I asked this engineer, my cousin, Donald Ingram, “How did most of that large plain go away and leave only a mesa stretching 450 yards into the sky?”
Donald replied, “Perhaps it all started under water.”
Before I got a chance to ask, “Like the Culligan Man?” he supplied engineer-type observations (which he noted are not unique with him):
- Water alone, however, cannot move a large stone.
- The density of rocks is about 2.5 to 2.9 times that of water.
- A rock immersed in water will buoy to an effective weight of only 1.5 to 1.9 times that of the same volume of water.

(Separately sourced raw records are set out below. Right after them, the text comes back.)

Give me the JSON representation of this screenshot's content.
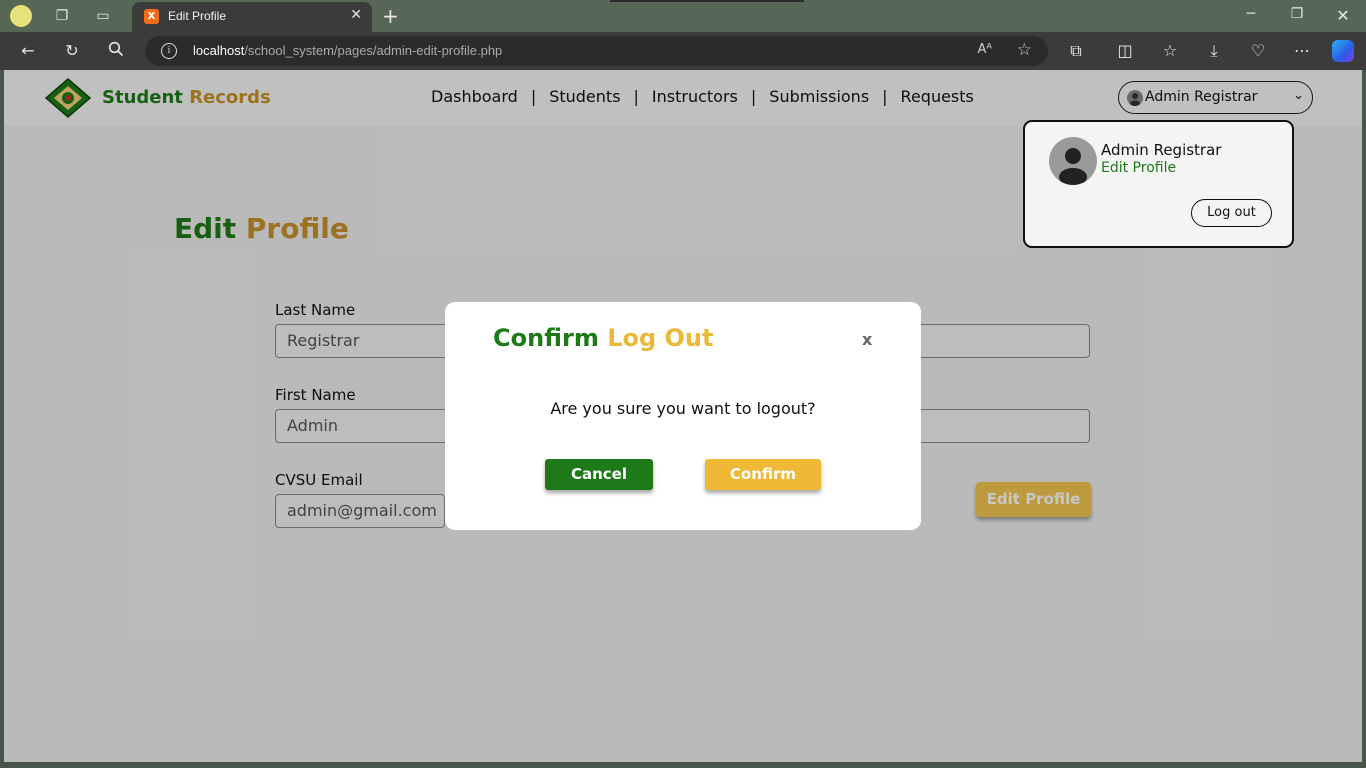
{
  "browser": {
    "tab_title": "Edit Profile",
    "tab_close": "✕",
    "new_tab": "+",
    "url_host": "localhost",
    "url_path": "/school_system/pages/admin-edit-profile.php",
    "read_aloud": "Aᴬ"
  },
  "nav": {
    "brand_green": "Student",
    "brand_gold": "Records",
    "links": [
      "Dashboard",
      "Students",
      "Instructors",
      "Submissions",
      "Requests"
    ],
    "separator": "|",
    "user_label": "Admin Registrar"
  },
  "page": {
    "title_green": "Edit",
    "title_gold": "Profile",
    "last_name_label": "Last Name",
    "last_name_value": "Registrar",
    "first_name_label": "First Name",
    "first_name_value": "Admin",
    "email_label": "CVSU Email",
    "email_value": "admin@gmail.com",
    "edit_button": "Edit Profile"
  },
  "user_menu": {
    "name": "Admin Registrar",
    "edit_profile": "Edit Profile",
    "logout": "Log out"
  },
  "modal": {
    "title_green": "Confirm",
    "title_gold": "Log Out",
    "close": "x",
    "message": "Are you sure you want to logout?",
    "cancel": "Cancel",
    "confirm": "Confirm"
  },
  "colors": {
    "brand_green": "#1e7a18",
    "brand_gold": "#c8932b",
    "confirm_gold": "#efb936"
  }
}
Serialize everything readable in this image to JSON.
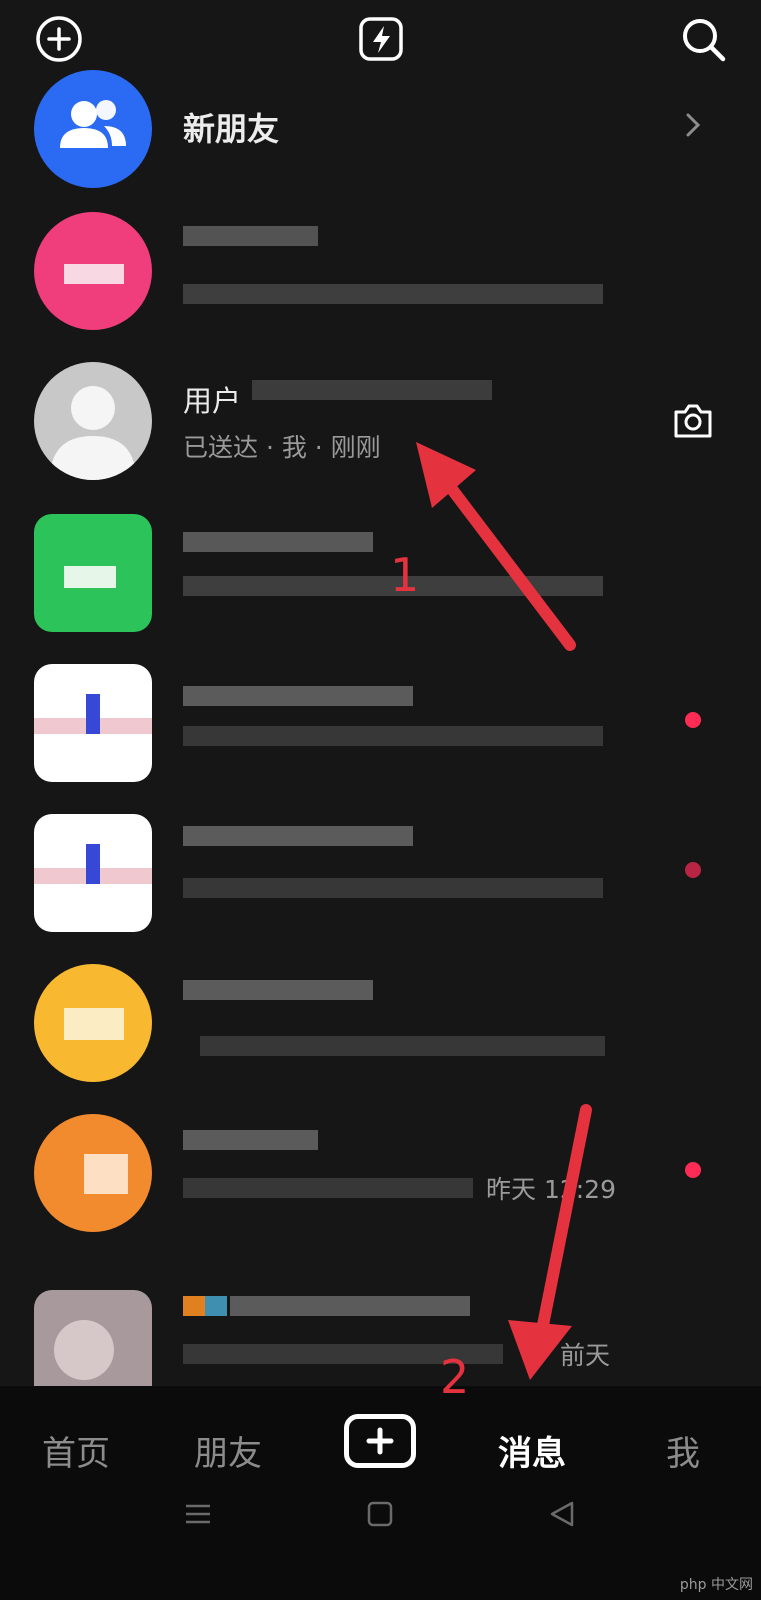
{
  "colors": {
    "background": "#161616",
    "accent": "#fe2c55",
    "annotation": "#e5323f"
  },
  "topbar": {
    "left_icon": "add-circle-icon",
    "center_icon": "flash-icon",
    "right_icon": "search-icon"
  },
  "new_friends": {
    "label": "新朋友",
    "icon": "people-icon"
  },
  "conversations": [
    {
      "name": "",
      "subtitle": "",
      "avatar_color": "#f03d7b",
      "unread": false
    },
    {
      "name": "用户",
      "subtitle": "已送达 · 我 · 刚刚",
      "avatar_color": "#c8c8c8",
      "action_icon": "camera-icon",
      "unread": false
    },
    {
      "name": "",
      "subtitle": "",
      "avatar_color": "#2cc35a",
      "unread": false
    },
    {
      "name": "",
      "subtitle": "",
      "avatar_color": "#ffffff",
      "unread": true
    },
    {
      "name": "",
      "subtitle": "",
      "avatar_color": "#ffffff",
      "unread": true
    },
    {
      "name": "",
      "subtitle": "",
      "avatar_color": "#f8b830",
      "unread": false
    },
    {
      "name": "",
      "subtitle": "昨天 12:29",
      "avatar_color": "#f28a2e",
      "unread": true
    },
    {
      "name": "",
      "subtitle": "前天",
      "avatar_color": "#a89a9c",
      "unread": false
    }
  ],
  "tabs": [
    "首页",
    "朋友",
    "消息",
    "我"
  ],
  "active_tab": "消息",
  "annotations": {
    "arrow1": "1",
    "arrow2": "2"
  },
  "watermark": "php 中文网"
}
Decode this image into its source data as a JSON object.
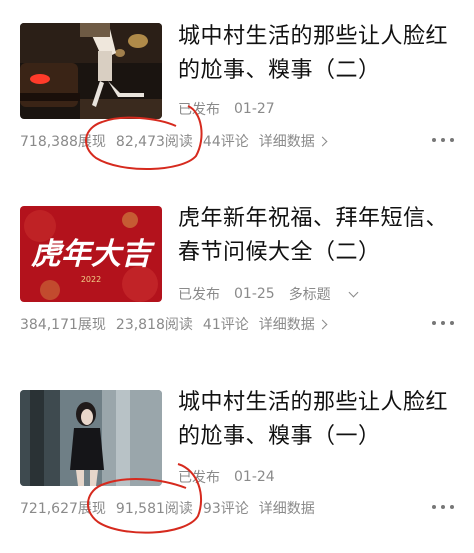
{
  "articles": [
    {
      "title": "城中村生活的那些让人脸红的尬事、糗事（二）",
      "status": "已发布",
      "date": "01-27",
      "multi_title": "",
      "impressions": "718,388展现",
      "reads": "82,473阅读",
      "comments": "44评论",
      "detail": "详细数据"
    },
    {
      "title": "虎年新年祝福、拜年短信、春节问候大全（二）",
      "status": "已发布",
      "date": "01-25",
      "multi_title": "多标题",
      "impressions": "384,171展现",
      "reads": "23,818阅读",
      "comments": "41评论",
      "detail": "详细数据",
      "thumb_text": "虎年大吉",
      "thumb_year": "2022"
    },
    {
      "title": "城中村生活的那些让人脸红的尬事、糗事（一）",
      "status": "已发布",
      "date": "01-24",
      "multi_title": "",
      "impressions": "721,627展现",
      "reads": "91,581阅读",
      "comments": "93评论",
      "detail": "详细数据"
    }
  ],
  "icons": {
    "more": "more-dots-icon",
    "chevron_right": "chevron-right-icon",
    "chevron_down": "chevron-down-icon"
  },
  "colors": {
    "annotation_red": "#d62a1e",
    "thumb2_red": "#b3121c",
    "text_primary": "#111111",
    "text_secondary": "#8a8a8a"
  }
}
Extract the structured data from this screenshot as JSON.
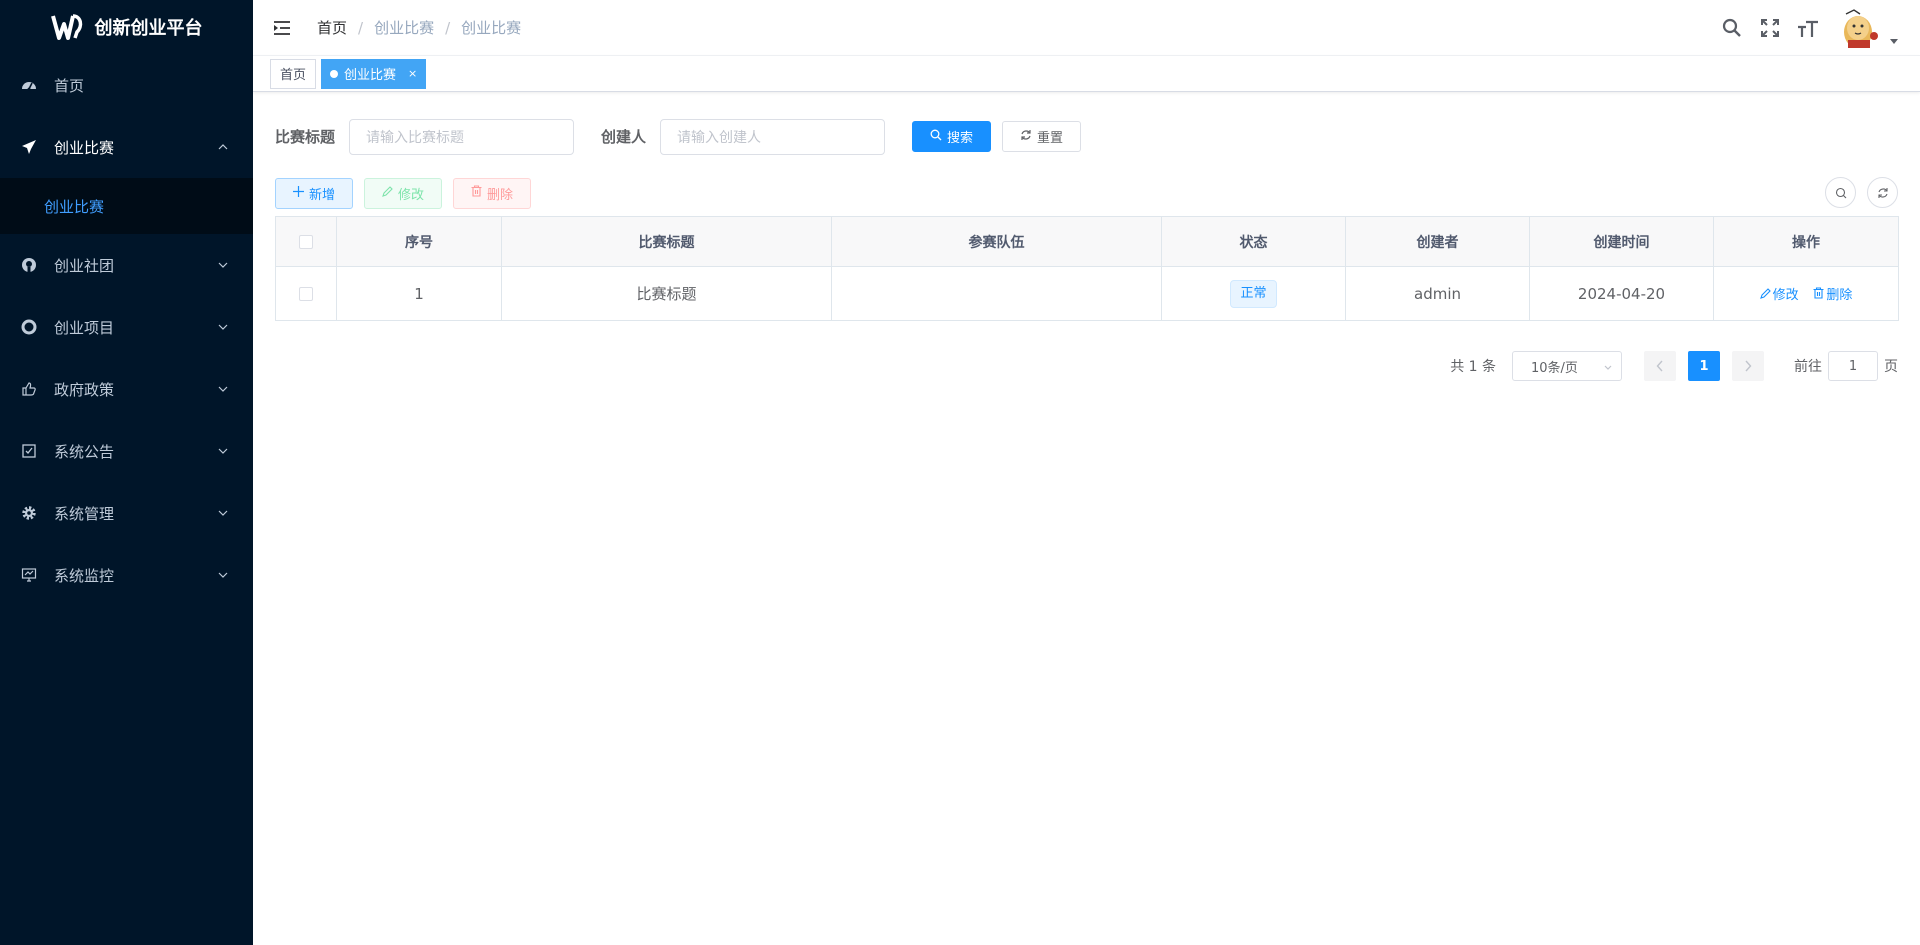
{
  "app": {
    "title": "创新创业平台"
  },
  "sidebar": {
    "items": [
      {
        "label": "首页",
        "icon": "dashboard-icon"
      },
      {
        "label": "创业比赛",
        "icon": "paper-plane-icon",
        "open": true,
        "children": [
          {
            "label": "创业比赛",
            "active": true
          }
        ]
      },
      {
        "label": "创业社团",
        "icon": "github-icon"
      },
      {
        "label": "创业项目",
        "icon": "lifebuoy-icon"
      },
      {
        "label": "政府政策",
        "icon": "thumb-icon"
      },
      {
        "label": "系统公告",
        "icon": "checkbox-icon"
      },
      {
        "label": "系统管理",
        "icon": "gear-icon"
      },
      {
        "label": "系统监控",
        "icon": "monitor-icon"
      }
    ]
  },
  "header": {
    "breadcrumb": [
      "首页",
      "创业比赛",
      "创业比赛"
    ],
    "breadcrumb_separator": "/"
  },
  "tags": [
    {
      "label": "首页",
      "active": false
    },
    {
      "label": "创业比赛",
      "active": true,
      "close": "×"
    }
  ],
  "search": {
    "title_label": "比赛标题",
    "title_placeholder": "请输入比赛标题",
    "creator_label": "创建人",
    "creator_placeholder": "请输入创建人",
    "search_button": "搜索",
    "reset_button": "重置"
  },
  "toolbar": {
    "add_label": "新增",
    "edit_label": "修改",
    "delete_label": "删除"
  },
  "table": {
    "columns": [
      "序号",
      "比赛标题",
      "参赛队伍",
      "状态",
      "创建者",
      "创建时间",
      "操作"
    ],
    "rows": [
      {
        "index": "1",
        "title": "比赛标题",
        "team": "",
        "status": "正常",
        "creator": "admin",
        "created": "2024-04-20",
        "edit": "修改",
        "delete": "删除"
      }
    ]
  },
  "pagination": {
    "total": "共 1 条",
    "page_size": "10条/页",
    "current_page": "1",
    "goto_prefix": "前往",
    "goto_value": "1",
    "goto_suffix": "页"
  },
  "colors": {
    "sidebar_bg": "#001529",
    "primary": "#1890ff",
    "active_tag": "#42a5f5"
  }
}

- When big rocks are accompanied by little rocks, and smaller rocks, and smaller grains in a mud-like mixture, the % of water content becomes smaller and smaller, and the density of the mud approaches that of solid rock.
- High density mud can almost “float” any rock.
- Mudslides consist of whole hillsides, even the whole side of a mountain.
- Mudslides mimic glaciers in their scouring action. They carve whole valleys.
- One mountain was documented to have slidden for miles at speeds of up to 100 miles/hour.”
Slid, slide, slud
I asked, “Could we say the mountain ‘slud’ — like Dizzy Dean announced the runner ‘slud into third’?” The engineer consulted his sliderule about slud, but as he looked up, I sensed my question sliding away.
The dam broke
“Perhaps the water so saturated the ground that the whole countryside was a mud flat held in place by a dam. When the dam broke, the mud floated away, all except the island of Masada. Perhaps.”
“All this destruction,” I pondered, “just because one little Dutch boy’s sister called him home for supper?”
- For posts authored by Donald Ingram – click here.
- The Rock-in-Water photo is by Shinystocks.
3 thoughts on “(Masada Part 1) How did it happen?”
Wow… a blog dedicated to me I feel so special! And enjoyed the engineer commentary :). We struggle to get jokes, but keep trying David! Lol
The hat, Kari. If you wear the engineer cap, the jokes are a lot easier to understand.
Makes sense to me !! I will check out the links for further understanding .
Thanks again .. for this article !!!